Making the Church a Safe Place for Sorrow
Sometimes worship comes by way of weeping in the pew. When the broken enter the sanctuary of God on Sunday mornings, they do so, perhaps, with every fiber of their being tempting them to withdrawal. They drag their grief, depression, and sorrow behind them like a ball and chain, plodding along to their seats with the hope of going unnoticed in the crowd; that they manage to make it to church after peeling themselves out of bed is a grace manifested through gutsy volition.
So writes Christine Chappell in an excellent article posted at Servants of Grace.
For decades, I’ve been arguing that what the church needs is to view counseling as the one-another ministry of loving discipleship. We need to come alongside one another not merely to admonish toward fuller obedience, but also to comfort one another in times of deep sorrow and disillusionment. Perhaps nothing is more painful than walking through dark valleys alone, while others minimize the impact of pain and suffering upon our souls either actively, by repeatedly admonishing us to “buck up,” or through passive silence. What the church needs is to be the church!

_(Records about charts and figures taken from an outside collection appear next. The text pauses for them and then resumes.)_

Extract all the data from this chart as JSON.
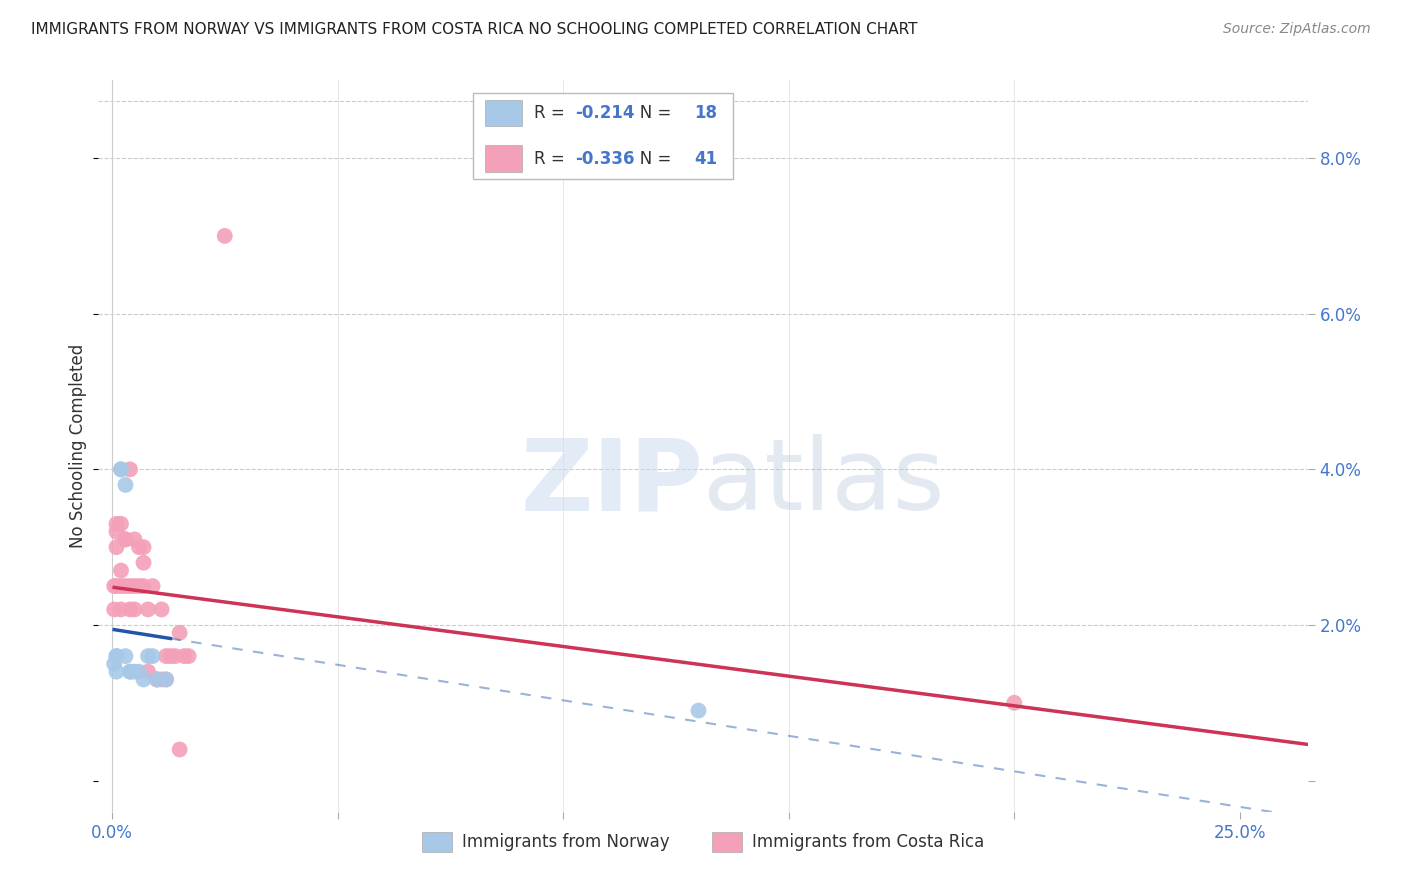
{
  "title": "IMMIGRANTS FROM NORWAY VS IMMIGRANTS FROM COSTA RICA NO SCHOOLING COMPLETED CORRELATION CHART",
  "source": "Source: ZipAtlas.com",
  "ylabel": "No Schooling Completed",
  "ytick_vals": [
    0.0,
    0.02,
    0.04,
    0.06,
    0.08
  ],
  "ytick_labels": [
    "",
    "2.0%",
    "4.0%",
    "6.0%",
    "8.0%"
  ],
  "xtick_vals": [
    0.0,
    0.05,
    0.1,
    0.15,
    0.2,
    0.25
  ],
  "xtick_labels": [
    "0.0%",
    "",
    "",
    "",
    "",
    "25.0%"
  ],
  "xlim": [
    -0.003,
    0.265
  ],
  "ylim": [
    -0.004,
    0.09
  ],
  "norway_R": "-0.214",
  "norway_N": "18",
  "costarica_R": "-0.336",
  "costarica_N": "41",
  "norway_color": "#a8c8e8",
  "costarica_color": "#f4a0b8",
  "norway_line_color": "#2255aa",
  "costarica_line_color": "#cc3355",
  "norway_x": [
    0.0005,
    0.001,
    0.001,
    0.001,
    0.002,
    0.002,
    0.003,
    0.003,
    0.004,
    0.004,
    0.005,
    0.006,
    0.007,
    0.008,
    0.009,
    0.01,
    0.012,
    0.13
  ],
  "norway_y": [
    0.015,
    0.016,
    0.014,
    0.016,
    0.04,
    0.04,
    0.038,
    0.016,
    0.014,
    0.014,
    0.014,
    0.014,
    0.013,
    0.016,
    0.016,
    0.013,
    0.013,
    0.009
  ],
  "costarica_x": [
    0.0005,
    0.0005,
    0.001,
    0.001,
    0.001,
    0.001,
    0.002,
    0.002,
    0.002,
    0.002,
    0.003,
    0.003,
    0.003,
    0.004,
    0.004,
    0.004,
    0.005,
    0.005,
    0.005,
    0.006,
    0.006,
    0.007,
    0.007,
    0.007,
    0.008,
    0.008,
    0.009,
    0.01,
    0.01,
    0.011,
    0.011,
    0.012,
    0.012,
    0.013,
    0.014,
    0.015,
    0.015,
    0.016,
    0.017,
    0.2,
    0.025
  ],
  "costarica_y": [
    0.025,
    0.022,
    0.025,
    0.032,
    0.033,
    0.03,
    0.025,
    0.033,
    0.022,
    0.027,
    0.031,
    0.031,
    0.025,
    0.025,
    0.022,
    0.04,
    0.025,
    0.022,
    0.031,
    0.025,
    0.03,
    0.025,
    0.028,
    0.03,
    0.014,
    0.022,
    0.025,
    0.013,
    0.013,
    0.013,
    0.022,
    0.013,
    0.016,
    0.016,
    0.016,
    0.019,
    0.004,
    0.016,
    0.016,
    0.01,
    0.07
  ],
  "norway_line_x_start": 0.0005,
  "norway_line_x_solid_end": 0.013,
  "norway_line_x_dash_end": 0.265,
  "costarica_line_x_start": 0.0005,
  "costarica_line_x_end": 0.265
}
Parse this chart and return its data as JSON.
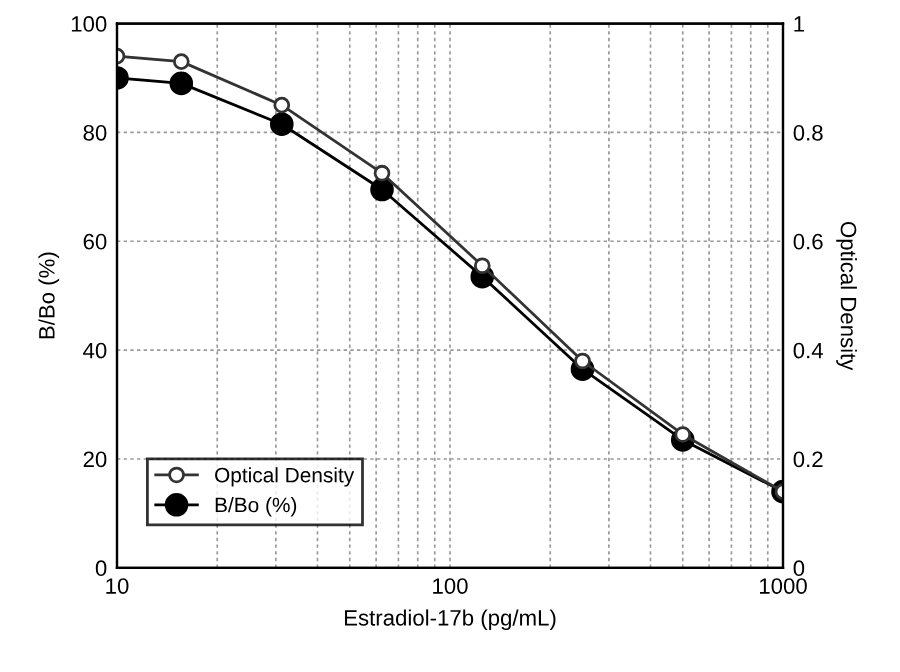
{
  "chart_data": {
    "type": "line",
    "xlabel": "Estradiol-17b (pg/mL)",
    "ylabel": "B/Bo (%)",
    "y2label": "Optical Density",
    "x": [
      10,
      15.6,
      31.25,
      62.5,
      125,
      250,
      500,
      1000
    ],
    "series": [
      {
        "name": "Optical Density",
        "color": "#333333",
        "axis": "y2",
        "marker": "open_circle",
        "values": [
          0.94,
          0.93,
          0.85,
          0.725,
          0.555,
          0.38,
          0.245,
          0.14
        ]
      },
      {
        "name": "B/Bo (%)",
        "color": "#000000",
        "marker": "circle",
        "values": [
          90,
          89,
          81.5,
          69.5,
          53.5,
          36.5,
          23.5,
          14
        ]
      }
    ],
    "log": "x",
    "xlim": [
      10,
      1000
    ],
    "xticks": [
      10,
      100,
      1000
    ],
    "ylim": [
      0,
      100
    ],
    "yticks": [
      0,
      20,
      40,
      60,
      80,
      100
    ],
    "y2lim": [
      0,
      1
    ],
    "y2ticks": [
      0,
      0.2,
      0.4,
      0.6,
      0.8,
      1
    ],
    "grid": true,
    "legend": "lower left",
    "line_style": "solid"
  }
}
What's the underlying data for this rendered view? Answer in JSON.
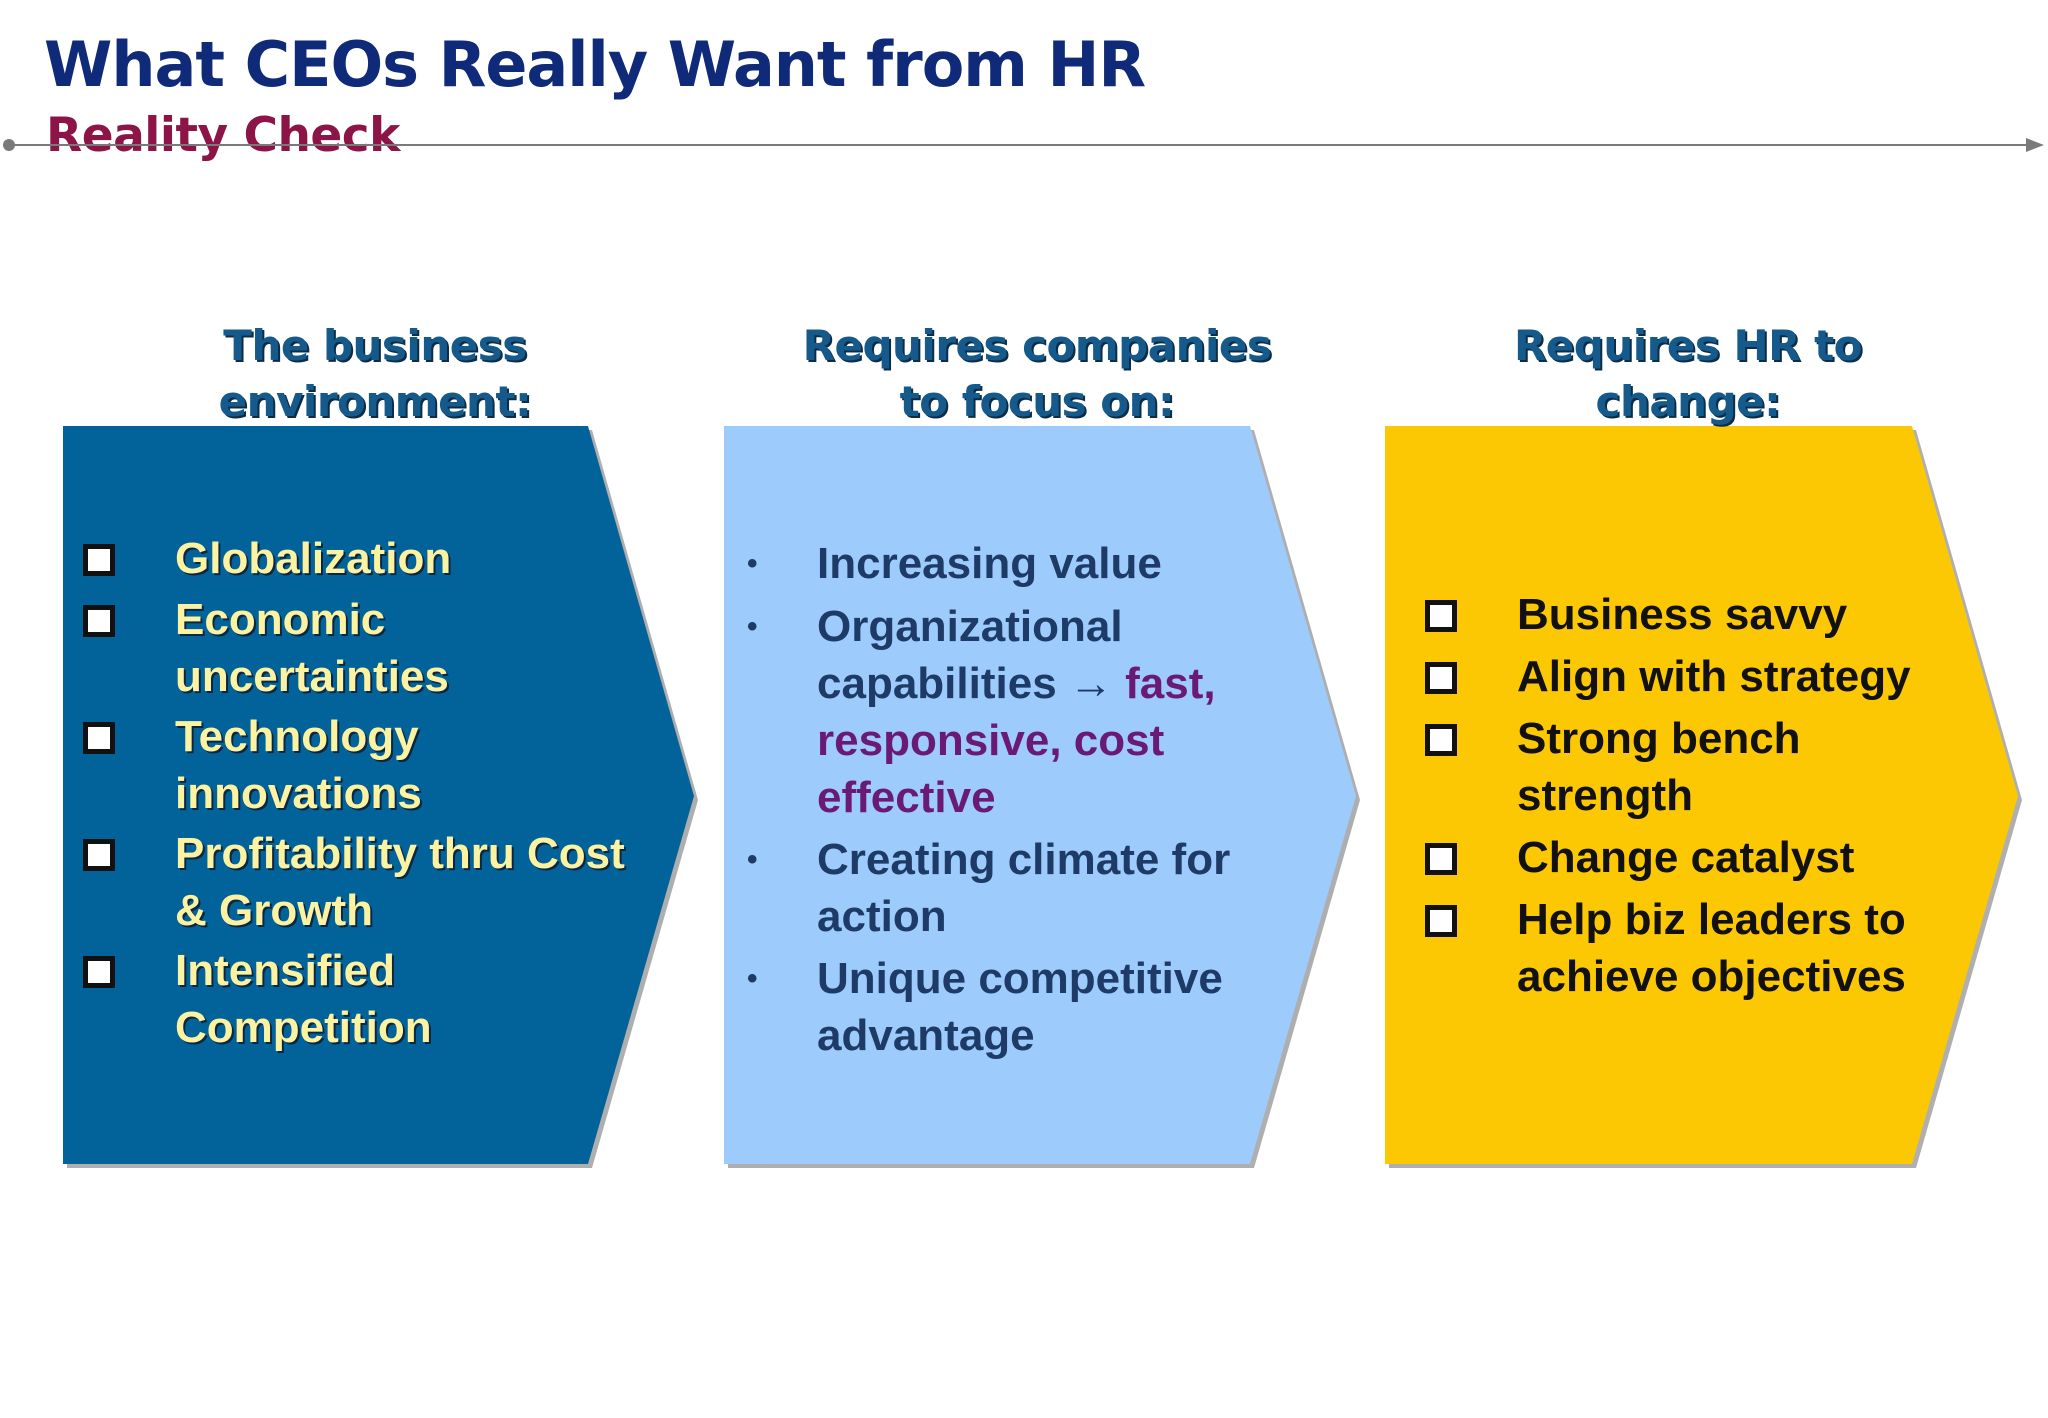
{
  "title": "What CEOs Really Want from HR",
  "subtitle": "Reality Check",
  "colors": {
    "title": "#0f2a78",
    "subtitle": "#8c1446",
    "arrow_1": "#02629a",
    "arrow_2": "#9ccbfc",
    "arrow_3": "#fcc804",
    "heading": "#155a8a",
    "list_1_text": "#fbf2a2",
    "list_2_text": "#1d3b66",
    "list_2_accent": "#6b1a73",
    "list_3_text": "#111111"
  },
  "columns": [
    {
      "heading": "The business environment:",
      "items": [
        "Globalization",
        "Economic uncertainties",
        "Technology innovations",
        "Profitability thru Cost & Growth",
        "Intensified Competition"
      ]
    },
    {
      "heading": "Requires companies to focus on:",
      "items": [
        {
          "text": "Increasing value",
          "accent": ""
        },
        {
          "text": "Organizational capabilities →",
          "accent": "fast, responsive, cost effective"
        },
        {
          "text": "Creating climate for action",
          "accent": ""
        },
        {
          "text": "Unique competitive advantage",
          "accent": ""
        }
      ]
    },
    {
      "heading": "Requires HR to change:",
      "items": [
        "Business savvy",
        "Align with strategy",
        "Strong bench strength",
        "Change catalyst",
        "Help biz leaders to achieve objectives"
      ]
    }
  ]
}
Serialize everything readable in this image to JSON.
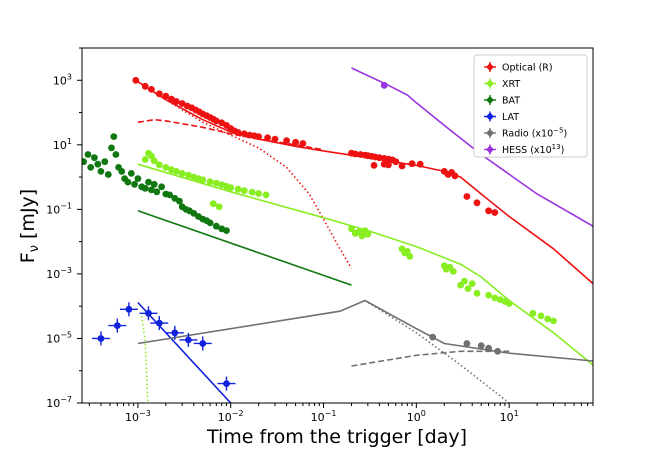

The author of this article affirms the same:
When the Apostle Paul teaches we’re to bear one another’s burdens, he encourages us to focus especially on those in the household of faith (Galatians 6:10). Unfortunately, the church reveals its impatience for the weak and weeping by outsourcing the soul care of its sheep to secular sources. In doing so, believers are given the impression that the Scriptures are not capable of walking them through seasons of excessive sorrow. Like spiritual lepers, they’re cast outside the house of God to find their convalescence and healing. As Dr. Dale Johnson, the Executive Director for the Association of Certified Biblical Counselors, rightly observes: “The church has demonstrated we ought to be a last resort to many human problems.”